Numerous network and whole brain modeling approaches make use of mean-field models. Their relative simplicity allows studying network dynamics at a large scale. They correspond to lumped descriptions of neuronal assemblies connected via synapses. mean-field models do not consider the ionic composition of the extracellular space, which can change in physiological and pathological conditions, with strong effects on neuron activity. Here we derive a mean-field model of a population of Hodgkin–Huxley type neurons, which links the neuronal intra- and extra-cellular ion concentrations to the mean membrane potential and the mean synaptic input in terms of the synaptic conductance.

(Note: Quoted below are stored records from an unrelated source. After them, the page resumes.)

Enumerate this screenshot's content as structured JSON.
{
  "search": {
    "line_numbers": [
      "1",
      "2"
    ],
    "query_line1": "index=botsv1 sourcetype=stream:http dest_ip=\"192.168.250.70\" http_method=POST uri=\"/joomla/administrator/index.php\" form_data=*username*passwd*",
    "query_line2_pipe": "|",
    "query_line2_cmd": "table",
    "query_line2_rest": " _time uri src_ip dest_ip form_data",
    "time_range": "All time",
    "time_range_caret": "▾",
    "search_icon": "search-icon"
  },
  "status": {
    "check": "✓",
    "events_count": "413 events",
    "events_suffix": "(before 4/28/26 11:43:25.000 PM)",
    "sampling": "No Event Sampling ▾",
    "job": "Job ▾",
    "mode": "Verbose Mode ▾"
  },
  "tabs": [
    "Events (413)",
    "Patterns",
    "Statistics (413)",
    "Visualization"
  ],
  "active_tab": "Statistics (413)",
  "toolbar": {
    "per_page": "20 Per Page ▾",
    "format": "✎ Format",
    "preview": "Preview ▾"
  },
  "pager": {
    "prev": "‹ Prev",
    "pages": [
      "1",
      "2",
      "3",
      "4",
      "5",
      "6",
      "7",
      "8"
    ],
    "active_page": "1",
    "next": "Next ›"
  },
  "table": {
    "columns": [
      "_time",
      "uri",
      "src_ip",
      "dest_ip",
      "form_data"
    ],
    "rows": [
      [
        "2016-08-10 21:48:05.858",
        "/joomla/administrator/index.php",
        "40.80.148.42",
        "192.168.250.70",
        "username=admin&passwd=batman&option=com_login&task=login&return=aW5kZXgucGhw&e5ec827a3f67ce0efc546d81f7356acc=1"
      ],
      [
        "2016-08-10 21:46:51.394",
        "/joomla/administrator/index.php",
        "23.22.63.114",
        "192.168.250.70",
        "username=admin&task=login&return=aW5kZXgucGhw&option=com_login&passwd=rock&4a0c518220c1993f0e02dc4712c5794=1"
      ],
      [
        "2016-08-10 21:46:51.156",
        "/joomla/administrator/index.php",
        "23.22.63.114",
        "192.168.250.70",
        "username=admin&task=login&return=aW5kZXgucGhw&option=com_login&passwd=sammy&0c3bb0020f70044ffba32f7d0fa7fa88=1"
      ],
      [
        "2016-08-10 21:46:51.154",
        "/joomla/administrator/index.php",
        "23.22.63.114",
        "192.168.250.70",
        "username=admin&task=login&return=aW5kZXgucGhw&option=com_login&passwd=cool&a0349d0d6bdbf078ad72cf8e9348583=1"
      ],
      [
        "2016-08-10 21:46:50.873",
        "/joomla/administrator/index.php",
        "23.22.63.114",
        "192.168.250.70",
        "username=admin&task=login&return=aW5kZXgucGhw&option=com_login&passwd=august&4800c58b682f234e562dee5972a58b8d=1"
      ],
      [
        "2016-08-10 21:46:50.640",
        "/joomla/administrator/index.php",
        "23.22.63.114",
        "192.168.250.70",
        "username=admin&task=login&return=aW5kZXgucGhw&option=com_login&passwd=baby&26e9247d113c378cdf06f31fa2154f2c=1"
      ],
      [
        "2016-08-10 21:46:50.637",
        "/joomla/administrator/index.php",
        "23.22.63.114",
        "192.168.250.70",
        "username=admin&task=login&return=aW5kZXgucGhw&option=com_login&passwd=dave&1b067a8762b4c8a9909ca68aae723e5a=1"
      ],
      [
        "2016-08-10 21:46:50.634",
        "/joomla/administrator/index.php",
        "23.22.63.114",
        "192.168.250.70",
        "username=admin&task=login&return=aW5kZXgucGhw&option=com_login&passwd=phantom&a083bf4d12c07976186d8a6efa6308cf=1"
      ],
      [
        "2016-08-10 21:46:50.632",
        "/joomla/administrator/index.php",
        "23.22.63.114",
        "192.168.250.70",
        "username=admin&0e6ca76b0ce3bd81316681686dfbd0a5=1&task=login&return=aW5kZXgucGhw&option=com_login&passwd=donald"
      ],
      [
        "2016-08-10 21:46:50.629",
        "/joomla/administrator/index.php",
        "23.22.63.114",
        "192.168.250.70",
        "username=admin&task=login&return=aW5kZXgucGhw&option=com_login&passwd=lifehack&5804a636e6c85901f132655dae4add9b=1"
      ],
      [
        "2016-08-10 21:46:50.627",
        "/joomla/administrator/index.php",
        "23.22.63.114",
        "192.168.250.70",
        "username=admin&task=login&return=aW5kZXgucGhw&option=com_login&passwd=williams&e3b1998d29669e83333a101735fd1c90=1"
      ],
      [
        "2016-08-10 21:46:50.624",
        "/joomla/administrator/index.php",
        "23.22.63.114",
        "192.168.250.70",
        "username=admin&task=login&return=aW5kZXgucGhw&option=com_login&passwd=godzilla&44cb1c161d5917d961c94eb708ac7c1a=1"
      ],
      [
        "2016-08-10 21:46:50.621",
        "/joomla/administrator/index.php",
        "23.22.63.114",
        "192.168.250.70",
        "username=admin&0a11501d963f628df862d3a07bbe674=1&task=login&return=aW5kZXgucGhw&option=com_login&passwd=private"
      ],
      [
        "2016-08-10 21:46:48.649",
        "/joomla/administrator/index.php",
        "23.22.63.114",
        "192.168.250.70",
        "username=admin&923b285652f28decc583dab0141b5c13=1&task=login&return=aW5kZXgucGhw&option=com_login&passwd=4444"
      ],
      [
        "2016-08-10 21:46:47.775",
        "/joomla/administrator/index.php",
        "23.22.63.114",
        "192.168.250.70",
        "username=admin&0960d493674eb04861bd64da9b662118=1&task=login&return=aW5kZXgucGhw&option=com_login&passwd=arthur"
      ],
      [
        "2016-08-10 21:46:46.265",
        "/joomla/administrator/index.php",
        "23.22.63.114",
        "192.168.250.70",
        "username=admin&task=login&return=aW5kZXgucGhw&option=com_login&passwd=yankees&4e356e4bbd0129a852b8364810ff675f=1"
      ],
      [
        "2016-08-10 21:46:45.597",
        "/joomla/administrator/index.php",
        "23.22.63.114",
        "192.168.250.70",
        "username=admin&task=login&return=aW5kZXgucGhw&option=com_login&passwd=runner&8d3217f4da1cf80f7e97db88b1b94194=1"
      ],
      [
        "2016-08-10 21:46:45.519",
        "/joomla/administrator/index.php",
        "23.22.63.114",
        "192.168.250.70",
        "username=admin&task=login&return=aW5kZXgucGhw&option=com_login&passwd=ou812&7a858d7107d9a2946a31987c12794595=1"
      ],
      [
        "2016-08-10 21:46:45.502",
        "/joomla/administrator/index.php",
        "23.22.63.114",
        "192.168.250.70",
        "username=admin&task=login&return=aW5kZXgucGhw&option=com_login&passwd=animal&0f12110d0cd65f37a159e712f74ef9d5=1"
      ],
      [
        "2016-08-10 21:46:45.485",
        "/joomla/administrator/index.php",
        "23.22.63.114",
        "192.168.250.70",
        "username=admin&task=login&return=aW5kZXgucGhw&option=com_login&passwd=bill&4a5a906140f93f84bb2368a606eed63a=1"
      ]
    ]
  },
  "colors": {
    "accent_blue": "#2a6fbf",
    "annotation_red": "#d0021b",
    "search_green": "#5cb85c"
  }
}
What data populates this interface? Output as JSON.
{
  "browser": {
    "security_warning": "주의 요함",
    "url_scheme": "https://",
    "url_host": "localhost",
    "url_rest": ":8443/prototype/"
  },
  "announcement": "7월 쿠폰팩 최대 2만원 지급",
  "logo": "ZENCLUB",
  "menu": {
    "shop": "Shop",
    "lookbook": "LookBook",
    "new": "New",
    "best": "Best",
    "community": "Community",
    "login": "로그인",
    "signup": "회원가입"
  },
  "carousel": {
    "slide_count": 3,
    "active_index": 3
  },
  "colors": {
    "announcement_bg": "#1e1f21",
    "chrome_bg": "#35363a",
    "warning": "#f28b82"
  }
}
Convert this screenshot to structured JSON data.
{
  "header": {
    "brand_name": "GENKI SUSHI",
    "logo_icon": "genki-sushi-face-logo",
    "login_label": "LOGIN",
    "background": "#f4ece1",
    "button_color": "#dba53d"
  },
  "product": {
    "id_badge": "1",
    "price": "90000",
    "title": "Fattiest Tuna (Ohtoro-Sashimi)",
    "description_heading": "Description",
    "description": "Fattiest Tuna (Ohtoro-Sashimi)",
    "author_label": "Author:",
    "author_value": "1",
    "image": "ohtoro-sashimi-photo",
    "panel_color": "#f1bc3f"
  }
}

The model can generate various physiological brain activities including multi-stability at resting states, as well as pathological spiking and bursting behaviors, and depolarization block. The results from the analytical solution of the mean-field model agree with the mean behavior of numerical simulations of large-scale networks of neurons. The mean-field model is analytically exact for non-autonomous ion concentration variables and provides a mean-field approximation in the thermodynamic limit, for locally homogeneous mesoscopic networks of biophysical neurons driven by an ion-exchange mechanism. These results may provide the missing link between high-level neural mass approaches which are used in the brain network modeling and physiological parameters that drive the neuronal dynamics.